As Ukraine is bleeding out, with the average age of a Ukrainian soldier fighting Russia having reached 43-45, Russia has already fielded a 15% larger force than it had at the start of the war, according to the same NDS Commission report. In September, Putin, ordered, by decree, another (a third one, since the beginning of the war) increase of the Russian armed forces, adding 180,000 troops.
The Russian military is now 2.38 million people, of which 1.5 million are active servicemen. (By comparison, the U.S. military is approximately 1.3 million active duty service members and 738,000 reserve and National Guard members as of June 30, 2024.) And just last week Putin approved a law giving immunity to convicts who join the military and get deployed to fight in Ukraine.
Fifth. Russia also beats Ukraine when it comes to defense economics. Ukraine’s GDP fell by almost 30% in 2022, as a result of Russia’s invasion, according to the European Parliament. While its tax revenue fell, its total expenditures grew by 270% from 2021 to 2023, with defense and security expenditures rising dramatically. In August, Ukraine narrowly avoided a default on its debts, when S&P Global cut Ukraine’s credit rating to “selective” default, pending the foreign currency commercial debt restructuring taking effect.
The IMF calculates that if Ukraine fights an intense war for one year longer than the end of 2024, its public debt level, currently at almost 100%, would reach almost 140% of GDP. In the coming years, Ukraine will continue to be dependent on external financial support, with the largest share of financing having to come from official creditors such as the EU and the U.S.

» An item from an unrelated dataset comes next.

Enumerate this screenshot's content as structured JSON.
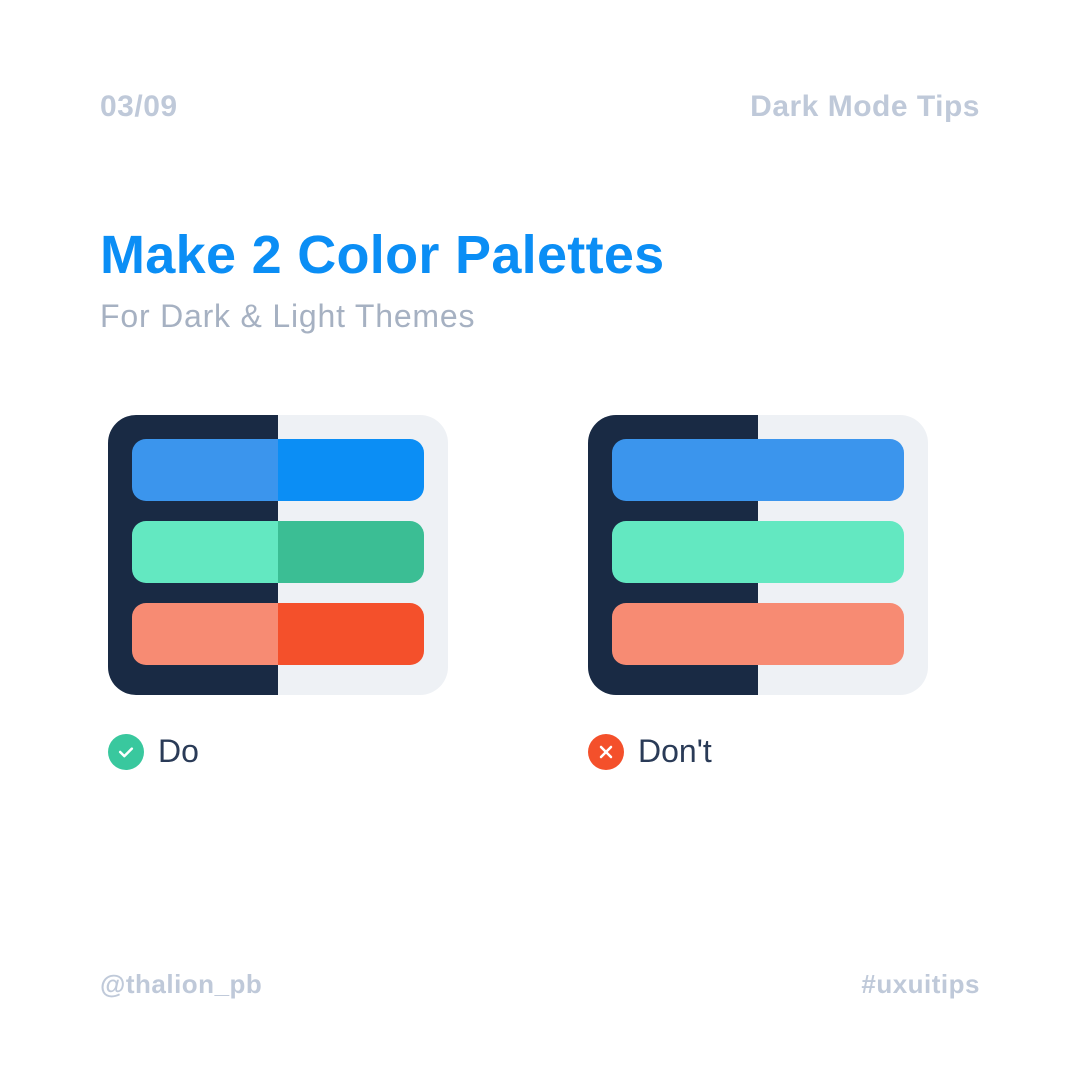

Russia, in the meantime, has massively expanded its defense spending, which has risen to 7.5% of GDP. Putin transitioned Russia’s military and economy to a wartime footing seven years prior to the invasion, by invoking a legal regime called a “special period”. As a result, manufacturing plans that produced civilian goods were re-tooled to manufacture ammunition and military hardware; factories are now running 24/7 in mandatory three-shifts; and supply chains have been redesigned to avoid Western sanctions. With the military-industrial complex boosting the economy, 29% of Russia’s federal budget is spent on national defense in 2024.

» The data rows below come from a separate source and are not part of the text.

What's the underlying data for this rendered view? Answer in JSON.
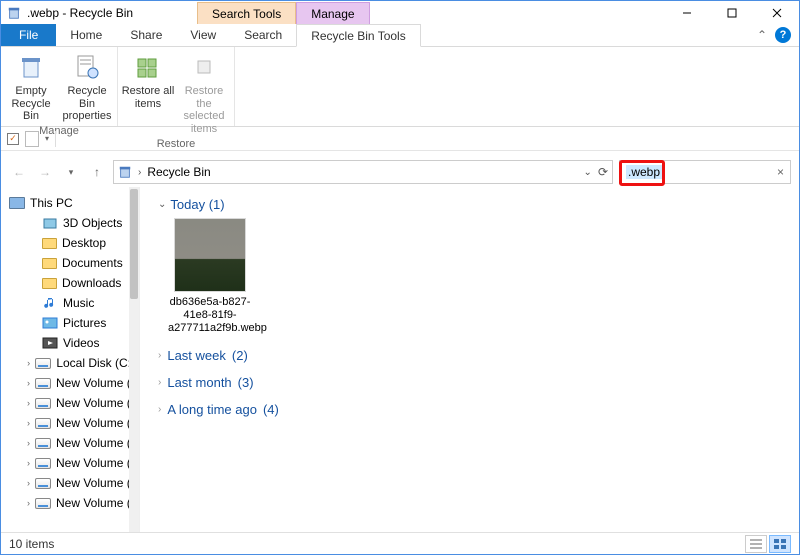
{
  "window": {
    "title": ".webp - Recycle Bin"
  },
  "context_tabs": [
    {
      "group": "Search Tools"
    },
    {
      "group": "Manage"
    }
  ],
  "ribbon_tabs": {
    "file": "File",
    "home": "Home",
    "share": "Share",
    "view": "View",
    "search": "Search",
    "manage_sub": "Recycle Bin Tools"
  },
  "ribbon": {
    "manage": {
      "empty": "Empty Recycle Bin",
      "props": "Recycle Bin properties",
      "group_label": "Manage"
    },
    "restore": {
      "all": "Restore all items",
      "selected": "Restore the selected items",
      "group_label": "Restore"
    }
  },
  "breadcrumb": {
    "root_icon": "recycle-bin",
    "path": "Recycle Bin"
  },
  "search": {
    "term": ".webp"
  },
  "sidebar": {
    "root": "This PC",
    "items": [
      {
        "label": "3D Objects",
        "type": "folder3d"
      },
      {
        "label": "Desktop",
        "type": "folder"
      },
      {
        "label": "Documents",
        "type": "folder"
      },
      {
        "label": "Downloads",
        "type": "folder"
      },
      {
        "label": "Music",
        "type": "music"
      },
      {
        "label": "Pictures",
        "type": "pictures"
      },
      {
        "label": "Videos",
        "type": "videos"
      },
      {
        "label": "Local Disk (C:)",
        "type": "drive"
      },
      {
        "label": "New Volume (D:)",
        "type": "drive"
      },
      {
        "label": "New Volume (E:)",
        "type": "drive"
      },
      {
        "label": "New Volume (F:)",
        "type": "drive"
      },
      {
        "label": "New Volume (G:)",
        "type": "drive"
      },
      {
        "label": "New Volume (H:)",
        "type": "drive"
      },
      {
        "label": "New Volume (I:)",
        "type": "drive"
      },
      {
        "label": "New Volume (J:)",
        "type": "drive"
      }
    ]
  },
  "content": {
    "groups": [
      {
        "label": "Today",
        "count": "(1)",
        "expanded": true,
        "files": [
          {
            "name": "db636e5a-b827-41e8-81f9-a277711a2f9b.webp"
          }
        ]
      },
      {
        "label": "Last week",
        "count": "(2)",
        "expanded": false
      },
      {
        "label": "Last month",
        "count": "(3)",
        "expanded": false
      },
      {
        "label": "A long time ago",
        "count": "(4)",
        "expanded": false
      }
    ]
  },
  "status": {
    "text": "10 items"
  }
}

Former President Trump was criticized for refusing to say during his debate with Kamala Harris whether he wanted Ukraine to win the war with Russia. But Trump isn’t afraid to be called “Putin’s apologist” by the wishful thinkers. Unlike Team Biden-Harris and many bureaucrats serving in the U.S. government, Trump is a successful businessman who lives in the real, not imagined world. He understands “The art of the possible” – what can we achieve (possible) given available resources, rather than what we want (sometimes impossible).
As a strategic thinker who adheres to the realpolitik school of thought, Trump fully grasps the complex world of geopolitics. His actions, therefore, are based on rational calculations, not on emotions.
It is why Trump’s response to the debate moderators was “I want the war to stop.” Volodymyr Zelenskyy and anyone interested in saving Ukraine from total destruction would do well to heed Trump’s wisdom.
Yet, Secretary of State Antony Blinken, at a U.N. Security Council meeting last month, has said he has no doubt Ukraine can win the war.